As always, they were beguiling Bury St Edmunds shoppers like a troop of plaid pied-pipers. A rubber neck by trade and an incorrigible people-watcher from my youth, I quickly joined the jamboree, shuffling along, coming face to face with the musicians, one lady and six men puffing and thumping jubilantly. The players wore the belts, sporrans, tartan socks, garters, kilts and clan badges of the proud sons and daughters of Scotland the brave.
A woman next to me held two heavy shopping-bags while nodding her head to the tunes. Marie is English, and I asked why she was tarrying there on a cold day to hear foreign music. “Oh, I just love it,” she enthused, doubtlessly wondering why I’d asked her such a pointless question.
Judging by the way the shoppers gratefully reached into their pockets and handbags, fishing out coins to drop into the collection tin proffered by Glaswegian, Clive, who was kitted out in traditional highland dress making the rounds, I suspected Marie spoke for every Englishman in that crowd. I asked Clive how he came to Sassenach land. He replied in his broad lowland burr, “Och, I flew down.”

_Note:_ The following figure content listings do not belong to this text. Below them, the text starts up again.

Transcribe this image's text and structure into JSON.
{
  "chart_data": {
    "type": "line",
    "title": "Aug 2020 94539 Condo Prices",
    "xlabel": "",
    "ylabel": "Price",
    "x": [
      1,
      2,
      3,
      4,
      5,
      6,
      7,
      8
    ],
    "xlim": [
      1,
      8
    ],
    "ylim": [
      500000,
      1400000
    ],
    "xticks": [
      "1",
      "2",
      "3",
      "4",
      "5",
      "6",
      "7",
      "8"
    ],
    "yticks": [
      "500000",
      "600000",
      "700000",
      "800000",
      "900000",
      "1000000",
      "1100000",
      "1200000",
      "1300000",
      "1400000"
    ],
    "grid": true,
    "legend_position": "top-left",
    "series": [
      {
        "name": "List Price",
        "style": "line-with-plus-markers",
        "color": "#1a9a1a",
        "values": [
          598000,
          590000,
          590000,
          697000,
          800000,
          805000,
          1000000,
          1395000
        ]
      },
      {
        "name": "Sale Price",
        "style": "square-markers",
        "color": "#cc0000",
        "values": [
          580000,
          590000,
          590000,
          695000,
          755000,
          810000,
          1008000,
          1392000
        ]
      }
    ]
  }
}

Ree, ree, thump, thump, reeeee! Spontaneously, two lady bystanders begin an impromptu highland fling, as more than one man taps a toe, some two toes, keeping time with the sounds of Scotland. Children to the left and right automatically march and skip, and when the energetic number ends, the street, wreathed with smiles, rings with whole-hearted handclapping. And that brings me to my point about racism.
A recent media buzz word is Haters. Believe the media, and you’d think the English are the most bigoted group of haters since the Nazis. According to social networking, the thing the English hate most is, well, anything not English. But in real time, nothing could be further from the truth. The English always invite strangers to come into their gates.
Don’t take my word for it. Open yer bloomin’ eyes. You’ll see it at English market days, every country fair north, east or west, and even at neighbourhood street parties, there’s invariably a Jamaican food vendor, a Thai or Mexican pop-up restaurant, and in the busy highstreets, a Polish grocery, an Italian pizza place, or an Indian take-away permanently packed out with – wait for it – English punters of all ages who can’t get enough foreign cuisine and culture.
What? Still not convinced? Take the Glenmoriston Pipe Band. The band’s continually booked to perform at sundry local functions, from weddings to memorials and all sorts of events in between. The ensemble, consisting of a core of native Scots, some Englishmen and women, and even an American or two, is much loved according to Clive-the-money-collector. How does he know? Their popularity speaks for itself.
So. The English are the undisputed chauvinists of the UK, eh? Hmm. I’m not criticising the other nationals in these British Isles, but having taken my PhD in Wales, worked in Ireland and travelled extensively in Scotland, I’m not so sure a jingling team of hanky-waving, stick-banging Morris dancers would be as popular in their high streets. But then again, I could be wrong. I hope I am.